Kayak was among several companies that protested to the U.S. Federal Trade Commission last year when Google acquired booking agency ITA Software for $700 million. Google, of Mountain View, Calif., continues to be under scrutiny by the FTC as well as the U.S. Department of Justice for allegedly using its market power to dominate search, online ads, browser and smartphone software.
Obvious bidders for some of the smaller sites could include Google, which reported cash and investments exceeding $40 billion as of Sept. 30; Apple (Nasdaq: AAPL), the most valuable technology company, which reported cash and investments exceeding $117 billion as of Sept. 29, and Microsoft, which reported cash and investments exceeding $66.6 billion as of Sept. 30.
But the concept of online booking might hold appeal to two other sectors: mobile telephone carriers headed by deep-pocketed AT&T Inc. (NYSE: T), Verizon Communications (NYSE: VZ) and Sprint Nextel Corp. (NYSE: S); Sprint itself plans to be controlled by mid-2013 by Japan's SoftBank Corp. (Tokyo: 9984), which itself is a major content site and still controls Yahoo Japan.

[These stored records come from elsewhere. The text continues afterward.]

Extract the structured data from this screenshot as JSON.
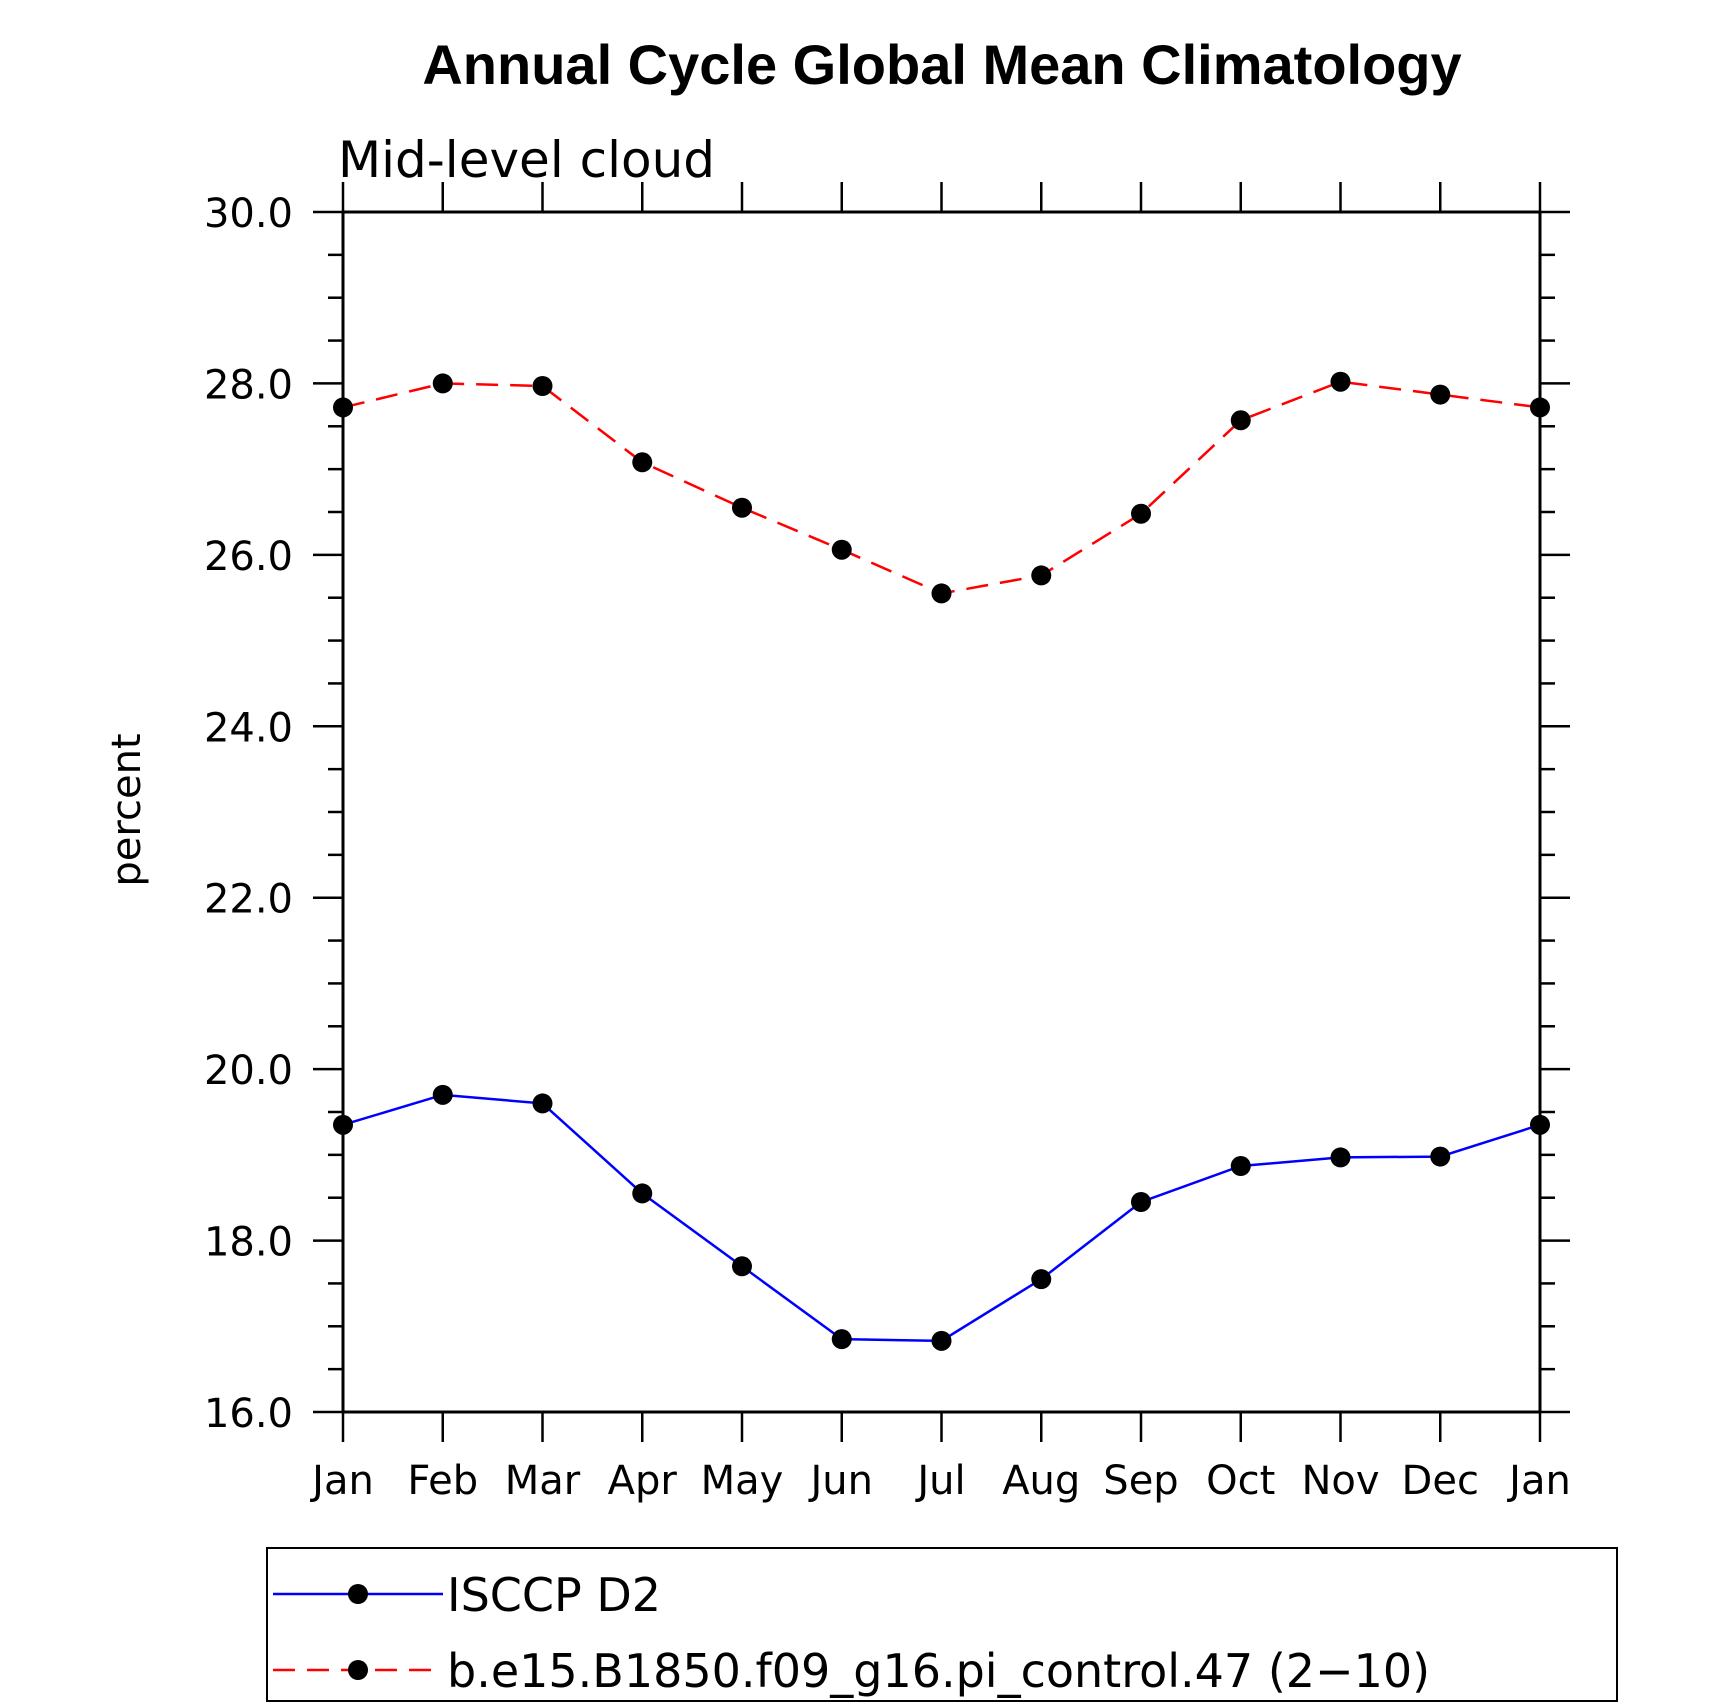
{
  "chart_data": {
    "type": "line",
    "title": "Annual Cycle Global Mean Climatology",
    "subtitle": "Mid-level cloud",
    "ylabel": "percent",
    "xlabel": "",
    "ylim": [
      16.0,
      30.0
    ],
    "yticks": [
      "16.0",
      "18.0",
      "20.0",
      "22.0",
      "24.0",
      "26.0",
      "28.0",
      "30.0"
    ],
    "categories": [
      "Jan",
      "Feb",
      "Mar",
      "Apr",
      "May",
      "Jun",
      "Jul",
      "Aug",
      "Sep",
      "Oct",
      "Nov",
      "Dec",
      "Jan"
    ],
    "series": [
      {
        "name": "ISCCP D2",
        "color": "#0000ff",
        "dash": "solid",
        "values": [
          19.35,
          19.7,
          19.6,
          18.55,
          17.7,
          16.85,
          16.83,
          17.55,
          18.45,
          18.87,
          18.97,
          18.98,
          19.35
        ]
      },
      {
        "name": "b.e15.B1850.f09_g16.pi_control.47 (2−10)",
        "color": "#ff0000",
        "dash": "dashed",
        "values": [
          27.72,
          28.0,
          27.97,
          27.08,
          26.55,
          26.06,
          25.55,
          25.76,
          26.48,
          27.57,
          28.02,
          27.87,
          27.72
        ]
      }
    ],
    "grid": false,
    "legend_position": "bottom"
  }
}
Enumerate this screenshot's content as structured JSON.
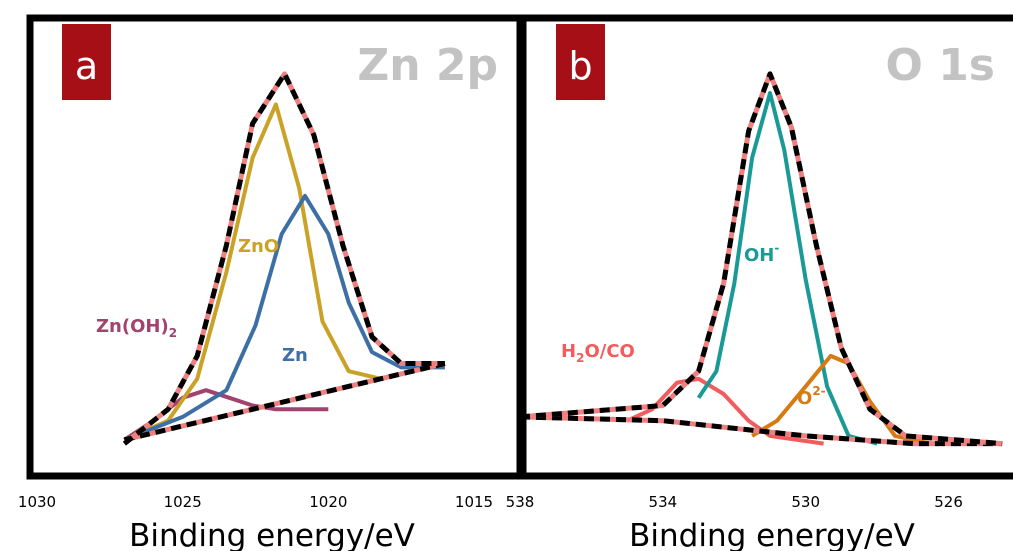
{
  "chart_data": [
    {
      "type": "line",
      "panel_label": "a",
      "title": "Zn 2p",
      "xlabel": "Binding energy/eV",
      "xlim": [
        1030,
        1015
      ],
      "x_reversed": true,
      "xticks": [
        1030,
        1025,
        1020,
        1015
      ],
      "colors": {
        "badge": "#a50f15",
        "title": "#c3c3c3"
      },
      "series": [
        {
          "label_text": "Zn(OH)",
          "label_sub": "2",
          "color": "#a2426f",
          "points": [
            [
              1027.0,
              0.04
            ],
            [
              1026.0,
              0.09
            ],
            [
              1025.0,
              0.15
            ],
            [
              1024.2,
              0.17
            ],
            [
              1023.4,
              0.15
            ],
            [
              1022.6,
              0.13
            ],
            [
              1021.8,
              0.12
            ],
            [
              1020.0,
              0.12
            ]
          ]
        },
        {
          "label_text": "ZnO",
          "label_sub": "",
          "color": "#c9a227",
          "points": [
            [
              1027.0,
              0.04
            ],
            [
              1025.5,
              0.09
            ],
            [
              1024.5,
              0.2
            ],
            [
              1023.5,
              0.48
            ],
            [
              1022.6,
              0.78
            ],
            [
              1021.8,
              0.92
            ],
            [
              1021.0,
              0.7
            ],
            [
              1020.2,
              0.35
            ],
            [
              1019.3,
              0.22
            ],
            [
              1018.2,
              0.2
            ]
          ]
        },
        {
          "label_text": "Zn",
          "label_sub": "",
          "color": "#3d6fa5",
          "points": [
            [
              1027.0,
              0.04
            ],
            [
              1025.0,
              0.1
            ],
            [
              1023.5,
              0.17
            ],
            [
              1022.5,
              0.34
            ],
            [
              1021.6,
              0.58
            ],
            [
              1020.8,
              0.68
            ],
            [
              1020.0,
              0.58
            ],
            [
              1019.3,
              0.4
            ],
            [
              1018.5,
              0.27
            ],
            [
              1017.5,
              0.23
            ],
            [
              1016.0,
              0.23
            ]
          ]
        },
        {
          "label_text": "Background",
          "label_sub": "",
          "color": "#000000",
          "dashed": true,
          "hidden_label": true,
          "points": [
            [
              1027.0,
              0.04
            ],
            [
              1016.0,
              0.24
            ]
          ]
        },
        {
          "label_text": "Envelope",
          "label_sub": "",
          "color": "#000000",
          "dashed": true,
          "hidden_label": true,
          "points": [
            [
              1027.0,
              0.03
            ],
            [
              1025.5,
              0.12
            ],
            [
              1024.5,
              0.26
            ],
            [
              1023.5,
              0.55
            ],
            [
              1022.6,
              0.87
            ],
            [
              1021.5,
              1.0
            ],
            [
              1020.5,
              0.84
            ],
            [
              1019.5,
              0.55
            ],
            [
              1018.5,
              0.31
            ],
            [
              1017.5,
              0.24
            ],
            [
              1016.0,
              0.24
            ]
          ]
        }
      ]
    },
    {
      "type": "line",
      "panel_label": "b",
      "title": "O 1s",
      "xlabel": "Binding energy/eV",
      "xlim": [
        538,
        524
      ],
      "x_reversed": true,
      "xticks": [
        538,
        534,
        530,
        526
      ],
      "colors": {
        "badge": "#a50f15",
        "title": "#c3c3c3"
      },
      "series": [
        {
          "label_text": "H",
          "label_sub": "2",
          "label_text2": "O/CO",
          "color": "#f25c5c",
          "points": [
            [
              535.0,
              0.09
            ],
            [
              534.3,
              0.12
            ],
            [
              533.6,
              0.19
            ],
            [
              533.0,
              0.2
            ],
            [
              532.3,
              0.16
            ],
            [
              531.6,
              0.09
            ],
            [
              531.0,
              0.05
            ],
            [
              529.5,
              0.03
            ]
          ]
        },
        {
          "label_text": "OH",
          "label_sup": "-",
          "color": "#1a9a96",
          "points": [
            [
              533.0,
              0.15
            ],
            [
              532.5,
              0.22
            ],
            [
              532.0,
              0.45
            ],
            [
              531.5,
              0.78
            ],
            [
              531.0,
              0.95
            ],
            [
              530.6,
              0.8
            ],
            [
              530.0,
              0.46
            ],
            [
              529.4,
              0.18
            ],
            [
              528.8,
              0.05
            ],
            [
              528.0,
              0.03
            ]
          ]
        },
        {
          "label_text": "O",
          "label_sup": "2-",
          "color": "#d67a12",
          "points": [
            [
              531.5,
              0.05
            ],
            [
              530.8,
              0.09
            ],
            [
              530.0,
              0.18
            ],
            [
              529.3,
              0.26
            ],
            [
              528.8,
              0.24
            ],
            [
              528.2,
              0.14
            ],
            [
              527.5,
              0.05
            ],
            [
              526.5,
              0.03
            ],
            [
              524.5,
              0.03
            ]
          ]
        },
        {
          "label_text": "Background",
          "color": "#000000",
          "dashed": true,
          "hidden_label": true,
          "points": [
            [
              538.0,
              0.1
            ],
            [
              534.0,
              0.09
            ],
            [
              532.0,
              0.07
            ],
            [
              530.0,
              0.05
            ],
            [
              527.0,
              0.03
            ],
            [
              524.5,
              0.03
            ]
          ]
        },
        {
          "label_text": "Envelope",
          "color": "#000000",
          "dashed": true,
          "hidden_label": true,
          "points": [
            [
              538.0,
              0.1
            ],
            [
              534.0,
              0.13
            ],
            [
              533.0,
              0.22
            ],
            [
              532.3,
              0.45
            ],
            [
              531.6,
              0.85
            ],
            [
              531.0,
              1.0
            ],
            [
              530.4,
              0.86
            ],
            [
              529.7,
              0.55
            ],
            [
              529.0,
              0.28
            ],
            [
              528.2,
              0.12
            ],
            [
              527.2,
              0.05
            ],
            [
              524.5,
              0.03
            ]
          ]
        }
      ]
    }
  ]
}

Yahoo (Nasdaq: YHOO) itself, now under a new CEO, might also be interested, especially because it's received massive piles of cash from unloading foreign assets, including minority stakes in China's Alibaba Group, an online site.
The other sector is online services, notably including eBay (Nasdaq: EBAY), the No. 1 auction site, as well as Amazon.com (Nasdaq: AMZN), the top electronic retailer. Now that Amazon has a smash hit with its Kindle Fire tablets and is rumored to plan its own smartphone products, travel and reservations could be an obvious expansion.